A mandatory hour, known as Question Hour, is that period of time in Parliament when an MP can question any minister about anything related to his ministry. Needless to add, this is the time when those chosen by the people get an opportunity to raise issues of concern to the people of their constituencies directly at the highest level, to get answers thereof quickly and provide authentic information to them. This is that vital feedback loop without which proceedings of Parliament have little meaning for the so-called aam admi about whom every politician keeps shouting to stay in business.

But yesterday, this hour became a joke and collapsed. As many as 34 MPs who had submitted questions were found missing when Lok Sabha Speaker Meira Kumar called their names. This unprecedented apathy on part of these representatives of the people was the proof that Parliament was, for all practical purposes, a dead people's forum . A few years ago, the nation was shocked when a sting operation revealed that MPs were taking money to raise questions in Parliament. That expose possibly put brakes on that disgraceful practice. But it also took 'life' out of the Question Hour and exposed the total rot for what it is.

India's Parliament is now no more than an joint election platform that all political parties are using shamelessly to run their opponents down, as they do outside and in TV studios, during election campaigns. Meaningful discussion and debate on the many issues that this nation needs to address in a bipartisan manner have simply stopped taking place.

Those who have any doubts about how speedily things have deteriorated and reached this terminal point may like to look at the following statistics:
  • In the 11th Lok Sabha (1996 to 1998) 5.28 % of the total time was lost in pandemonium.
  • The above figure increased to 10.66% in the 12th Lok Sabha.
  • The figure more than doubled to 22.4 % between 1999 and 2004.
  • The 14th Lok Sabha recorded 38 per cent time lost in the first two sessions
  • The Rajya Sabha lost a whopping 46% time in the corresponding 201st and 202nd sessions
The basic reason for this precipitous slide is the completely flawed model of democracy that compels politicians to ruthlessly and quite horrifyingly cut the electorate into smaller and smaller pieces, along more and more dimensions. This, in turn, facilitates the birth and sustenance of dynasties at all levels due to which protection and promotion of family interests begins to take precedence over all else. This, let it be understood by all who think India, is what is weakening and hollowing the nation from within. When you add to this the fact that elections are now being held almost non-stop, politicians are left with little choice but to remain in a campaign mode inside Parliament all the time. Winning the coming elections by making disgraceful noises in Parliament and then in TV studios is what consumes them. No longer does one has any time for, or interest in, helping the government of the day run the nation by giving constructive criticism and feedback, or, as yesterday's shocker shows, in doing what he/she is expected to do by the people who have elected them.

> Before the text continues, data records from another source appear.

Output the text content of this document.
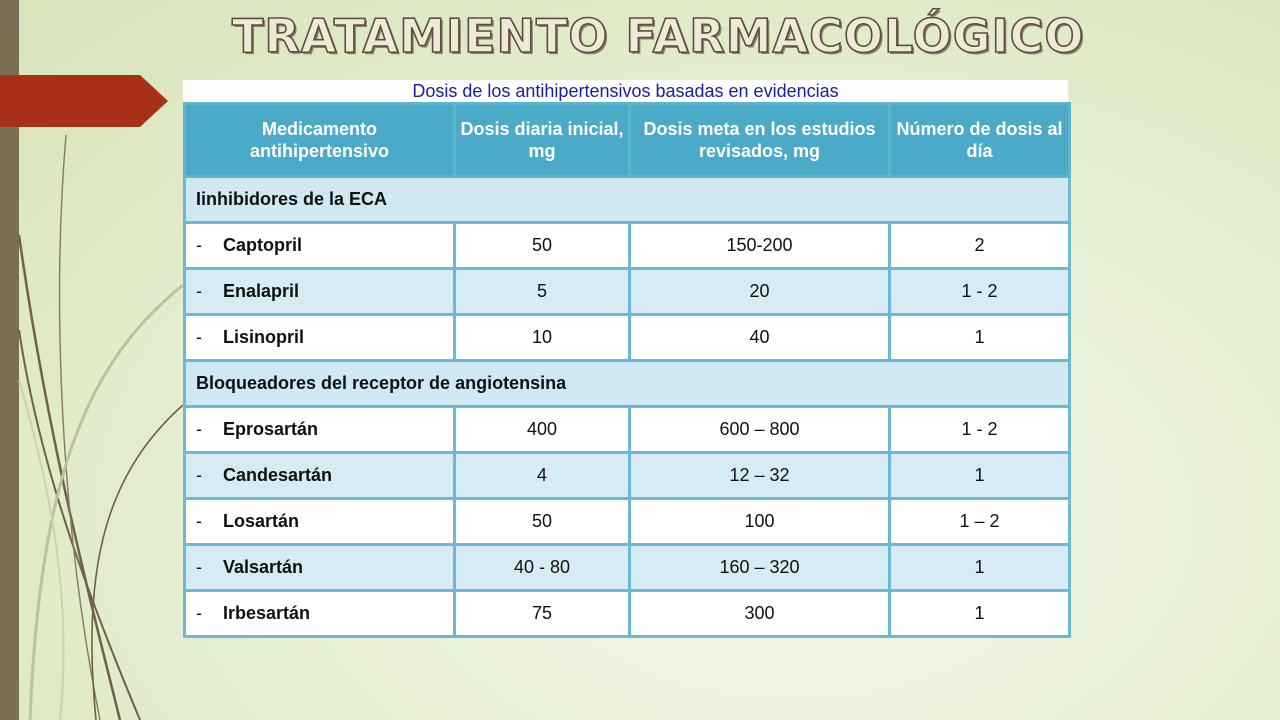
TRATAMIENTO FARMACOLÓGICO
Dosis de los antihipertensivos basadas en evidencias
Medicamento antihipertensivo	Dosis diaria inicial, mg	Dosis meta en los estudios revisados, mg	Número de dosis al día
Iinhibidores de la ECA			
- Captopril	50	150-200	2
- Enalapril	5	20	1 - 2
- Lisinopril	10	40	1
Bloqueadores del receptor de angiotensina			
- Eprosartán	400	600 – 800	1 - 2
- Candesartán	4	12 – 32	1
- Losartán	50	100	1 – 2
- Valsartán	40 - 80	160 – 320	1
- Irbesartán	75	300	1
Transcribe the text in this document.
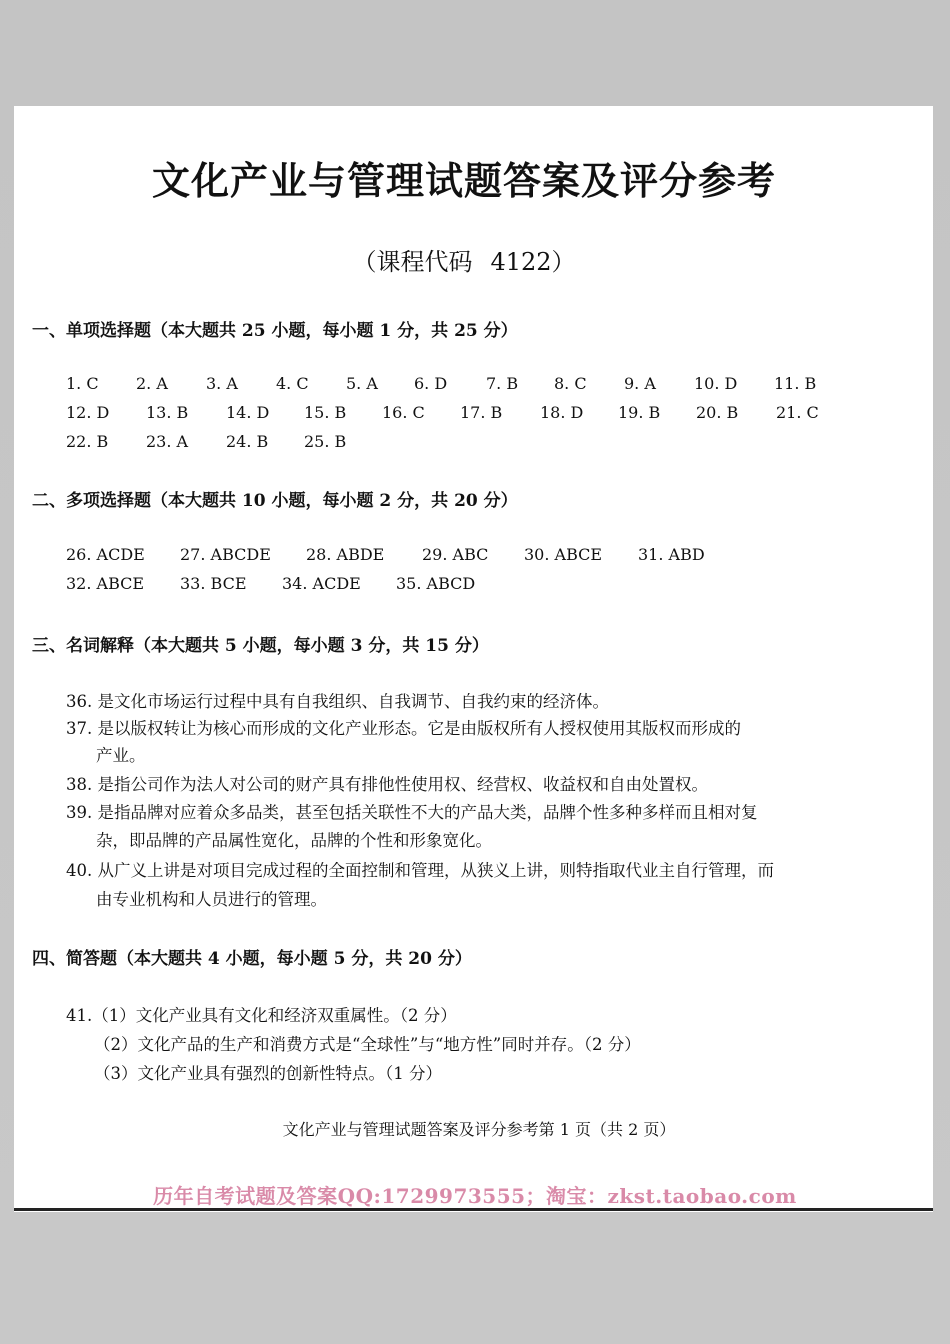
文化产业与管理试题答案及评分参考
（课程代码 4122）
一、单项选择题（本大题共 25 小题，每小题 1 分，共 25 分）
1. C 2. A 3. A 4. C 5. A 6. D 7. B 8. C 9. A 10. D 11. B
12. D 13. B 14. D 15. B 16. C 17. B 18. D 19. B 20. B 21. C
22. B 23. A 24. B 25. B
二、多项选择题（本大题共 10 小题，每小题 2 分，共 20 分）
26. ACDE 27. ABCDE 28. ABDE 29. ABC 30. ABCE 31. ABD
32. ABCE 33. BCE 34. ACDE 35. ABCD
三、名词解释（本大题共 5 小题，每小题 3 分，共 15 分）
36. 是文化市场运行过程中具有自我组织、自我调节、自我约束的经济体。
37. 是以版权转让为核心而形成的文化产业形态。它是由版权所有人授权使用其版权而形成的
产业。
38. 是指公司作为法人对公司的财产具有排他性使用权、经营权、收益权和自由处置权。
39. 是指品牌对应着众多品类，甚至包括关联性不大的产品大类，品牌个性多种多样而且相对复
杂，即品牌的产品属性宽化，品牌的个性和形象宽化。
40. 从广义上讲是对项目完成过程的全面控制和管理，从狭义上讲，则特指取代业主自行管理，而
由专业机构和人员进行的管理。
四、简答题（本大题共 4 小题，每小题 5 分，共 20 分）
41.（1）文化产业具有文化和经济双重属性。（2 分）
（2）文化产品的生产和消费方式是“全球性”与“地方性”同时并存。（2 分）
（3）文化产业具有强烈的创新性特点。（1 分）
文化产业与管理试题答案及评分参考第 1 页（共 2 页）
历年自考试题及答案QQ:1729973555；淘宝：zkst.taobao.com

India's democracy is now only 'by the people'. With the aam admi having been priced out of the election game which is now dominated by dynasties and criminals, it has ceased to be 'of the people'. And, as the death of the Parliament makes it clear, it is also no longer 'for the people'.

It is no accident that it is Dr Manmohan Singh, an honest 'non-political' politician with no family interests to promote, who has spoken about the failure of this model of democracy and expressed his apprehension about its survival.

I distinctly recall what Rahul Gandhi said last year when asked about the disgraceful manner in which parliamentarians shout each other down, and do worse, in Parliament. The young Gandhi said that he was proud that all MPs were able to freely express 'their' views in the House. Need more be said?